Valérie Pécresse a fait savoir aujourd’hui que les quelques maquettes de masters pour la formation des enseignants remontés des universités seront « analysée temporairement au ministère" ! Cette décision étrange est prise comme une provocation par Sauvons l’Université.

L’une des armes utilisées par les universitaires pour protester contre la réforme de la formation et du recrutement des enseignants - baptisée "mastérisation" - a consisté à refuser de répondre à la demande du ministère de fabriquer les "maquettes" de ces formations. En jargon universitaire, une maquette est la description du cursus suivi par l’étudiant - intitulé, contenu et nombre d’heures des cours à suivre. Lorsque le mouvement de contestation a pris de l’ampleur sur ce sujet, un véritable sursaut de "désobéissance" s’est produit.

Alors même que la plupart des présidences d’université avaient entamé le travail de fabrication de ces maquettes, le mot d’ordre "refusons de faire remonter (au ministère) les maquettes" est devenu un enjeu majeur non seulement pour résister à la mise en place de cette réforme, mais aussi pour jauger de l’ampleur de son refus comme de la solidarité entre universités. Assez vite, en effet, il est apparu un risque énorme pour celles qui se seraient trouvées en concurrence directe avec une voisine qui, elle, aurait déposé des maquettes. Il fallait donc que ce refus soit massif et concerne la presque totalité des universités... ce qui fut le cas, au grand dam du ministère.

Devant ce refus massif, Xavier Darcos et Valérie Pécresse ont manoeuvré en recul, petit à petit, pour arriver à ce qui apparait comme le report d’un an de cette réforme.

Mais que faire des quelques maquettes, il semble que l’on en compte 17... dont près de la moitié provenant de l’enseignement catholique, parvenues au ministère ? Ou plus exactement à l’Agence d’évaluation de l’enseignement supérieur et de la recherche - l’AERES. Agence présentée par Valérie Pécresse comme l’un des moyens d’une évaluation « indépendante » (sous-entendu autant du pouvoir politique que des syndicats) et donc gage de qualité et de sincérité.

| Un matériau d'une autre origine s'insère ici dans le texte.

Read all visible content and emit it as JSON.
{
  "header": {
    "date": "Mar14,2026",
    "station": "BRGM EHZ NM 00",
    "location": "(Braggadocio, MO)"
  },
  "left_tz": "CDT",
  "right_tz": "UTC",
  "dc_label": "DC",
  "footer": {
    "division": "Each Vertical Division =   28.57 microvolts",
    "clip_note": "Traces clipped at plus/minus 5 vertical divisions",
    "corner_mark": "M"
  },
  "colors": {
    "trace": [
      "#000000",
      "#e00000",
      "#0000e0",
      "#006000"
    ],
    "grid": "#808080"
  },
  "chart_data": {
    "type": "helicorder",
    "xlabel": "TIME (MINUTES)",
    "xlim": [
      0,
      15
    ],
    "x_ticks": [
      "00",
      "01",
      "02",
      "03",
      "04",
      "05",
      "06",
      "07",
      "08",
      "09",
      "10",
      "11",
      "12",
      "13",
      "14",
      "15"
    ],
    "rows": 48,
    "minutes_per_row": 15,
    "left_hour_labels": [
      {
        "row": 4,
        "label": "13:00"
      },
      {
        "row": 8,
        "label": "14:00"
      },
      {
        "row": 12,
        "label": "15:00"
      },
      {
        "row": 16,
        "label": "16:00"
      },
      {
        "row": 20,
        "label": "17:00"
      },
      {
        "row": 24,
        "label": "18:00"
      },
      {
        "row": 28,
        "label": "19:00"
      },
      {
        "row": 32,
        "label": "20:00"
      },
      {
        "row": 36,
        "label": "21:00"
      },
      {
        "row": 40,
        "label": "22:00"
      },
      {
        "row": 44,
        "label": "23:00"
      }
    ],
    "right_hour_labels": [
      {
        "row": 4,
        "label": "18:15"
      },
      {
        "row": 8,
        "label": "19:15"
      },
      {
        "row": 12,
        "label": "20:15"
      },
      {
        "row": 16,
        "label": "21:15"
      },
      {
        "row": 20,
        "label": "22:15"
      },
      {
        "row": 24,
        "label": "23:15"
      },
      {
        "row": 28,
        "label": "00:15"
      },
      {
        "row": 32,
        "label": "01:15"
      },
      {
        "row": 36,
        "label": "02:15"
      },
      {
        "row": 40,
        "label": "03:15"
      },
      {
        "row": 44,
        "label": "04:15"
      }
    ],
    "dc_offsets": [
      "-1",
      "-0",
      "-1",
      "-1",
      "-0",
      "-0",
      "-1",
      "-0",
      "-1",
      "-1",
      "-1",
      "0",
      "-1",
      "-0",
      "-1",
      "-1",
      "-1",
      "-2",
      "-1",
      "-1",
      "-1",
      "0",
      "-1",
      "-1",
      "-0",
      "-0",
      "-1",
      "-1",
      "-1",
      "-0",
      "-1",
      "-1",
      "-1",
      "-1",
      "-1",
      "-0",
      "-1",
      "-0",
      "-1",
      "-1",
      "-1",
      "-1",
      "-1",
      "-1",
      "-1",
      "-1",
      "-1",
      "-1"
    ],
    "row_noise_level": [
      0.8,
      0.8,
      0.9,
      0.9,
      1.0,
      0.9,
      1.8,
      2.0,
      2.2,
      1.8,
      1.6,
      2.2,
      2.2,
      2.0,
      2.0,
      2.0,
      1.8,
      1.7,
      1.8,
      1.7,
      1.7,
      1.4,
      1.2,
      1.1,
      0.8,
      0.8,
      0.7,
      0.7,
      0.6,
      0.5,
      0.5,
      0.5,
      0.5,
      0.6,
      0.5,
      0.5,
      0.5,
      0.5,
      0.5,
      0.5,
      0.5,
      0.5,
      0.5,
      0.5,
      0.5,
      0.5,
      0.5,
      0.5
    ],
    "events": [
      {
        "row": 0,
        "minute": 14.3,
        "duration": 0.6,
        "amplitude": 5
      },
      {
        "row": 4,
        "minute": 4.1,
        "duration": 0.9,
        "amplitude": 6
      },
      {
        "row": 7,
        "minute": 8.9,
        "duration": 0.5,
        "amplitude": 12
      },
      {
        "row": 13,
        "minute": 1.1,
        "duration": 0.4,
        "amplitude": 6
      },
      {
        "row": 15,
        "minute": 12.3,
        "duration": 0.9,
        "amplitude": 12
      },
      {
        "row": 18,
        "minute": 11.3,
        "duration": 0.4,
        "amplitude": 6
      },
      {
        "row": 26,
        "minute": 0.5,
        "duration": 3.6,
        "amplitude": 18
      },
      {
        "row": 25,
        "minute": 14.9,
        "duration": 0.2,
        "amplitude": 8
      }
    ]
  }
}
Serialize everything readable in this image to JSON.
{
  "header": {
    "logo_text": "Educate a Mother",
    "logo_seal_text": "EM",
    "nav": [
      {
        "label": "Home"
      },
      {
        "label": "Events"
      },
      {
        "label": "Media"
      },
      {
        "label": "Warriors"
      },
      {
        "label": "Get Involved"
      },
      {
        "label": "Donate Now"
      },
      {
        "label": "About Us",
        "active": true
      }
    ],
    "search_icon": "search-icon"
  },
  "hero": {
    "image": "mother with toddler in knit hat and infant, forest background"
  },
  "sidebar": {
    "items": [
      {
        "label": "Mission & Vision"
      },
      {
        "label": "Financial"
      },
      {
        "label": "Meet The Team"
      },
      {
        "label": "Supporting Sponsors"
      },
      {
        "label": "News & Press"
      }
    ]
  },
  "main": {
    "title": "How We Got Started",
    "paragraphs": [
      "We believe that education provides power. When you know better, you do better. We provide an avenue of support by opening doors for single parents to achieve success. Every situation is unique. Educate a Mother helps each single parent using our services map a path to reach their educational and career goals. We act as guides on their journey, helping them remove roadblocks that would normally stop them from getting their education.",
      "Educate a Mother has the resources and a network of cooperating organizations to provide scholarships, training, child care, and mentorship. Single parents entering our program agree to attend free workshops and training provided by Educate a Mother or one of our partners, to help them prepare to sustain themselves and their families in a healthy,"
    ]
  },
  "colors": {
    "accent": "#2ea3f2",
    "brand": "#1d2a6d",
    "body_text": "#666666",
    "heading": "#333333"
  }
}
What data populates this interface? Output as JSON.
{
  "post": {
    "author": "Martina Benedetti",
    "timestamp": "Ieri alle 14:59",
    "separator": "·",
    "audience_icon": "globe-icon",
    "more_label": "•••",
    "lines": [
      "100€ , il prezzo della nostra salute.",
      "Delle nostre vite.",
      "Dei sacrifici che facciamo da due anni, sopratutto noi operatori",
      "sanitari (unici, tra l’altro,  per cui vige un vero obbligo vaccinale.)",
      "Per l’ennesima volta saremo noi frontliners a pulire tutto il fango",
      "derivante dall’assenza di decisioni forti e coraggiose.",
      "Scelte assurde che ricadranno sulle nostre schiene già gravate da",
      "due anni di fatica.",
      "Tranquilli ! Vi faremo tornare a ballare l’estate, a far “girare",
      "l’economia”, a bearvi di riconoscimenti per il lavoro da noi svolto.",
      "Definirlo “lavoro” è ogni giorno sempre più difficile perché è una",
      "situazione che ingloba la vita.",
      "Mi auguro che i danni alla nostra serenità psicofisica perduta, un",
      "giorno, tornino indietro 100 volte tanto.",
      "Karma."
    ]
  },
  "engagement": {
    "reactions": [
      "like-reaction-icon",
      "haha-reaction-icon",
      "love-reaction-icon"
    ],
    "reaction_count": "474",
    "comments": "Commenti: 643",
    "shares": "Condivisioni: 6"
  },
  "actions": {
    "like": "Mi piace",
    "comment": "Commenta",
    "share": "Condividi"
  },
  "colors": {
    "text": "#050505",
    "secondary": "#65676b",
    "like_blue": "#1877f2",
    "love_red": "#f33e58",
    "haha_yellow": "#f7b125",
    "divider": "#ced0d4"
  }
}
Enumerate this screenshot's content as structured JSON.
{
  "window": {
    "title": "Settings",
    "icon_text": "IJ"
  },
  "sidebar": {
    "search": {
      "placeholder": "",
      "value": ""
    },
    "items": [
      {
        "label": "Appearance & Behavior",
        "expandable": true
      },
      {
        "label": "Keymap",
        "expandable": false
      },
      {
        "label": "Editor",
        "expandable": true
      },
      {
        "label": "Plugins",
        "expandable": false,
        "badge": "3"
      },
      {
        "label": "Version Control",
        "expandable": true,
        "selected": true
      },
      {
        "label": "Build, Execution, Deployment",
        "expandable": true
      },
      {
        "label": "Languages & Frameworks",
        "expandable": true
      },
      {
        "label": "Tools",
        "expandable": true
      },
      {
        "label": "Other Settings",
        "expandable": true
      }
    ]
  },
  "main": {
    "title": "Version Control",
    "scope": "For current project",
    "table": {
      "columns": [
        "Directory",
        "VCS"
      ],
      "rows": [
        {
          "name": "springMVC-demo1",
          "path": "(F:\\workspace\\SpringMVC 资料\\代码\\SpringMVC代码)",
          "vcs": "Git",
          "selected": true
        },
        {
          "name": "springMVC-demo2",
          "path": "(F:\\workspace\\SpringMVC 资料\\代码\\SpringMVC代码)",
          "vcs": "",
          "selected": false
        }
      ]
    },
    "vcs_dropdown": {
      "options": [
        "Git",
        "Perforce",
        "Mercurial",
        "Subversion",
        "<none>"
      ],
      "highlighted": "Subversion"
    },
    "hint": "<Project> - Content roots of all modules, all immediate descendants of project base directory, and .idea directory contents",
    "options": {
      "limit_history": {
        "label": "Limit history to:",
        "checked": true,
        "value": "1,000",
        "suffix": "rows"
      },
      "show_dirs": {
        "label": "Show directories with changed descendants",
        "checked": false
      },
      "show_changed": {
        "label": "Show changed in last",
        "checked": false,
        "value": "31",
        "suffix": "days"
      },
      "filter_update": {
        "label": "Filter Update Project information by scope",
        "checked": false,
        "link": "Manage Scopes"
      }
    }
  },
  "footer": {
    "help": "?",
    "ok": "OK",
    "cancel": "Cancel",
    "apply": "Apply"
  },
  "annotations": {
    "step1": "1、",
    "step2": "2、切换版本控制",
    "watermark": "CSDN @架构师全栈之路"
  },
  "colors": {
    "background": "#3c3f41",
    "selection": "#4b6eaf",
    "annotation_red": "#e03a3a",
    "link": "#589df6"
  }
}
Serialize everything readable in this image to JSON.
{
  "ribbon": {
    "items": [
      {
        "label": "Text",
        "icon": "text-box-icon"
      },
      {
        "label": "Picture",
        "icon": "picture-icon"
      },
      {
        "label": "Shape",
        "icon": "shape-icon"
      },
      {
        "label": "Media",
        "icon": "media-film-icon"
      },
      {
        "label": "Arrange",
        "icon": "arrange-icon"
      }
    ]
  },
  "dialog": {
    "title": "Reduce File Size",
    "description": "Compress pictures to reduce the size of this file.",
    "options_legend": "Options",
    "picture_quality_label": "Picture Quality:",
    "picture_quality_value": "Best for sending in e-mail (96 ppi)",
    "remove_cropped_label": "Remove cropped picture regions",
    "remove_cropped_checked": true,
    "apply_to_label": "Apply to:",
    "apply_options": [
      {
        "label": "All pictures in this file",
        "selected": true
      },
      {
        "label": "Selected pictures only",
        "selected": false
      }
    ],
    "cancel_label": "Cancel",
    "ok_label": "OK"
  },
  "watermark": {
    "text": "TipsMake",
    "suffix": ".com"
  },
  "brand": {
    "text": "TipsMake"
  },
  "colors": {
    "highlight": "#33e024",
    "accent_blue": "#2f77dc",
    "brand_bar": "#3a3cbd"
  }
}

Or, la direction de cette Agence, dans un sursaut de dignité et de sens du ridicule aussi, a décidé de ne pas les évaluer.

Voici son communiqué du 10 avril à ce sujet :

« Le Conseil de l’Agence d’évaluation de la recherche et de l’enseignement supérieur réuni le 9 avril 2009 constate que :

► les dossiers déposés par les établissements ont été constitués en fonction du « cahier des charges » présenté dans la circulaire du ministère de l’enseignement supérieur et de la recherche du 17 octobre 2008 et n’ont pu prendre en compte l’incidence sur ce « cahier des charges » des décisions prises par les ministres dans le cadre des négociations récentes avec la CPU et la CD IUFM, d’une part, et avec les syndicats, d’autre part ;

► seuls 9 universités, 2 Ecoles Normales Supérieures et 8 établissements privés ont déposé des dossiers ;

► sur 35 académies, seules 3 (Reims, Polynésie et Nouvelle Calédonie) ont une proposition complète ;

► la faible proportion de dossiers remontés (moins de 10 % de l’offre potentielle) ne permet à l’Agence, ni une analyse par académie, ni une analyse nationale comparative par discipline.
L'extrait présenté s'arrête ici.